Fix 3: Check Replication Lag Before Reading

async function getReplicaLagSeconds(): Promise<number> {
  // Query the replica itself for its lag
  const result = await replica.query(`
    SELECT EXTRACT(EPOCH FROM (NOW() - pg_last_xact_replay_timestamp())) AS lag_seconds
  `)
  return parseFloat(result.rows[0]?.lag_seconds ?? '0')
}

async function queryWithFallback<T>(
  query: string,
  params: any[],
  maxLagSeconds = 2
): Promise<T> {
  const lag = await getReplicaLagSeconds()

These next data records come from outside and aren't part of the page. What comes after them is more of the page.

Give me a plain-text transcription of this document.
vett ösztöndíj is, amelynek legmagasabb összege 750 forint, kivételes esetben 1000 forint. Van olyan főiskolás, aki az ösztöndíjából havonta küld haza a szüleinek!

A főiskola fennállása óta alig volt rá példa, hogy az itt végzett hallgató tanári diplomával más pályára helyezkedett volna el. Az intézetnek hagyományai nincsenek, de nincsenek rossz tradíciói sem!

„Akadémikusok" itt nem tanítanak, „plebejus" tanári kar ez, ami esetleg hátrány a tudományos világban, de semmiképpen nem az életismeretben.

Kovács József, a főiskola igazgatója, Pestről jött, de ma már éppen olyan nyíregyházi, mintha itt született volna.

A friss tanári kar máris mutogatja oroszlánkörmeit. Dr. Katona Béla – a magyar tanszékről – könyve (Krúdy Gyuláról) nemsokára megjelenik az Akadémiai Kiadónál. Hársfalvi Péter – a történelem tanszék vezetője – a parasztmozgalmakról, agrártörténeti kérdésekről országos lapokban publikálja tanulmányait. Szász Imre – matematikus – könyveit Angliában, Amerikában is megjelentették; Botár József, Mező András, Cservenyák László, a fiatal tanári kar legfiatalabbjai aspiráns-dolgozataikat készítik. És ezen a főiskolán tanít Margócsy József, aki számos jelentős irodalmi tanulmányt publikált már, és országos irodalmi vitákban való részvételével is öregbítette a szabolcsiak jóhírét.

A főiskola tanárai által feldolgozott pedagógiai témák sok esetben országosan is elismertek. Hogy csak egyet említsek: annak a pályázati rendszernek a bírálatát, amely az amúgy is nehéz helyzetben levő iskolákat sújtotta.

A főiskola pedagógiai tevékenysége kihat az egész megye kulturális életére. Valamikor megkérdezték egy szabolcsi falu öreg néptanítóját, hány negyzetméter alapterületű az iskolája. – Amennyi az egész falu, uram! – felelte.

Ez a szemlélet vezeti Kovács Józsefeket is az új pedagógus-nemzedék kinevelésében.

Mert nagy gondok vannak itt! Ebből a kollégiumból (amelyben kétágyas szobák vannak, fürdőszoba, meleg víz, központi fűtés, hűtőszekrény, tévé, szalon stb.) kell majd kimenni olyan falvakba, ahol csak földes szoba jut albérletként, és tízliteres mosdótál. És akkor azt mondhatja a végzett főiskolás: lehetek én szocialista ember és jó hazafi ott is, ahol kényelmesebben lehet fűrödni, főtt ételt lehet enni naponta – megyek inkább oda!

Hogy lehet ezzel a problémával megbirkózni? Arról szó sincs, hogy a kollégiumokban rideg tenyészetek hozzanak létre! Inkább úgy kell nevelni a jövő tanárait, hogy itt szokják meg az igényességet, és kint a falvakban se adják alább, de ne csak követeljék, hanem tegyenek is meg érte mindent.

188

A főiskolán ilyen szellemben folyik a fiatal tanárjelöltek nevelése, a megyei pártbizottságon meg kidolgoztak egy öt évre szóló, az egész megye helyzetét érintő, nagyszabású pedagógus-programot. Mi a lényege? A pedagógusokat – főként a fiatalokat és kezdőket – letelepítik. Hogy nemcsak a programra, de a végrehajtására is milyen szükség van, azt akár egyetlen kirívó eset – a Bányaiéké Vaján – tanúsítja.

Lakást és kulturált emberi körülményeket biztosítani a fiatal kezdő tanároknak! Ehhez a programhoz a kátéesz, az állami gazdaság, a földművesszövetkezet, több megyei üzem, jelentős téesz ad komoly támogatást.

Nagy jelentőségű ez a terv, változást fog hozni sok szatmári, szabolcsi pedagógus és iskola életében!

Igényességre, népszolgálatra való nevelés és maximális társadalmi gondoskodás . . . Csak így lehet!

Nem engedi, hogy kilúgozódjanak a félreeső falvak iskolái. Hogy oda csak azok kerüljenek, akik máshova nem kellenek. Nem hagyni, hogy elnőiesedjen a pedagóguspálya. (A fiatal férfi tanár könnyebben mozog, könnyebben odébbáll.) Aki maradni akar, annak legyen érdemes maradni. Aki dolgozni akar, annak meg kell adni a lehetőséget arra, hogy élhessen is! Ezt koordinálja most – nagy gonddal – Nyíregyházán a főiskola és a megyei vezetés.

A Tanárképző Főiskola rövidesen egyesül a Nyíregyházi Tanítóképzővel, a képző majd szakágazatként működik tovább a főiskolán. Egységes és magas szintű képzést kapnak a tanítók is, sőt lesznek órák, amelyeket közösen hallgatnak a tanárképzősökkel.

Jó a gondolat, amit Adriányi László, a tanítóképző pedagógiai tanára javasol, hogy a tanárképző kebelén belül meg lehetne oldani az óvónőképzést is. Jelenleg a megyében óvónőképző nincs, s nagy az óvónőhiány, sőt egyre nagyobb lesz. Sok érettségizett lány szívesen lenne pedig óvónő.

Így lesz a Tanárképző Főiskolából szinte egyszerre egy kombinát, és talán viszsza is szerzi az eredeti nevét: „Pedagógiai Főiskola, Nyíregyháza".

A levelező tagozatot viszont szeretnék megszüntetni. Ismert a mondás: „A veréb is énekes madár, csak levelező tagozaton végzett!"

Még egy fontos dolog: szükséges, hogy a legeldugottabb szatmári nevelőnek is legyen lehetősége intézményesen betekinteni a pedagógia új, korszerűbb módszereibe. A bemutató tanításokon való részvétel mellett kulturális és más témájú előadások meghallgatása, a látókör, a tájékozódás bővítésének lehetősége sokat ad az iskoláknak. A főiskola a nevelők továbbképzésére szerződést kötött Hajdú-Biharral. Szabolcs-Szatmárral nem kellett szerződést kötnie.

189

  if (lag > maxLagSeconds) {
    console.warn(`Replica lag ${lag}s > ${maxLagSeconds}s — routing to primary`)
    return primary.query(query, params)
  }

  return replica.query(query, params)
}

Fix 4: Synchronous Replication for Critical Data

For data where even milliseconds of lag are unacceptable, use synchronous replication:

-- PostgreSQL: require replication acknowledgment before commit returns
-- postgresql.conf on primary:
synchronous_standby_names = 'replica-1'
synchronous_commit = on

-- This makes EVERY write wait for the replica to acknowledge
-- Slower (adds replica round-trip to every write)
-- But: replica is always up to date when the write succeeds

Or, more targeted — only synchronize critical transactions:

async function criticalWrite(query: string, params: any[]) {
  const client = await primary.connect()
  try {
    // Override session to require sync replication for this transaction
    await client.query("SET synchronous_commit = 'remote_apply'")
    const result = await client.query(query, params)
    return result
  } finally {
    client.release()
  }
}

Monitoring Replication Lag

-- On the primary — check all replica lag
SELECT
  application_name,
  state,
  sync_state,
  write_lag,
  flush_lag,
  replay_lag
FROM pg_stat_replication;

-- On the replica — check its own lag
SELECT
  NOW() - pg_last_xact_replay_timestamp() AS replication_lag,
  pg_is_in_recovery() AS is_replica
// Alert if replica lag exceeds threshold
cron.schedule('*/1 * * * *', async () => {
  const lag = await getReplicaLagSeconds()

  if (lag > 10) {
    await alerting.critical(`Replica lag: ${lag}s — reads are significantly stale`)
  } else if (lag > 2) {
    await alerting.warn(`Replica lag: ${lag}s`)
  }
})

Read Replica Lag Checklist

  • ✅ Always read-after-write from primary for data just written
  • ✅ Use sticky session (Redis TTL) to route recent writers to primary
  • ✅ Monitor pg_last_xact_replay_timestamp() on replicas
  • ✅ Alert if lag exceeds 2 seconds
  • ✅ Use synchronous replication for financial transactions
  • ✅ Never route writes to replicas (they're read-only)
  • ✅ Design UIs to handle eventual consistency (optimistic updates)

Conclusion

Read replica lag is a fundamental property of async replication — you can manage it but not eliminate it. The most practical fix is routing reads back to the primary for a short window after any write (sticky sessions with a 5-second Redis TTL). For dashboards, listing pages, and search where slight staleness is acceptable, replicas are great. For read-after-write scenarios — profile pages, balance displays, anything the user just modified — use the primary. Monitor lag constantly and have an automatic fallback to primary when lag exceeds your threshold.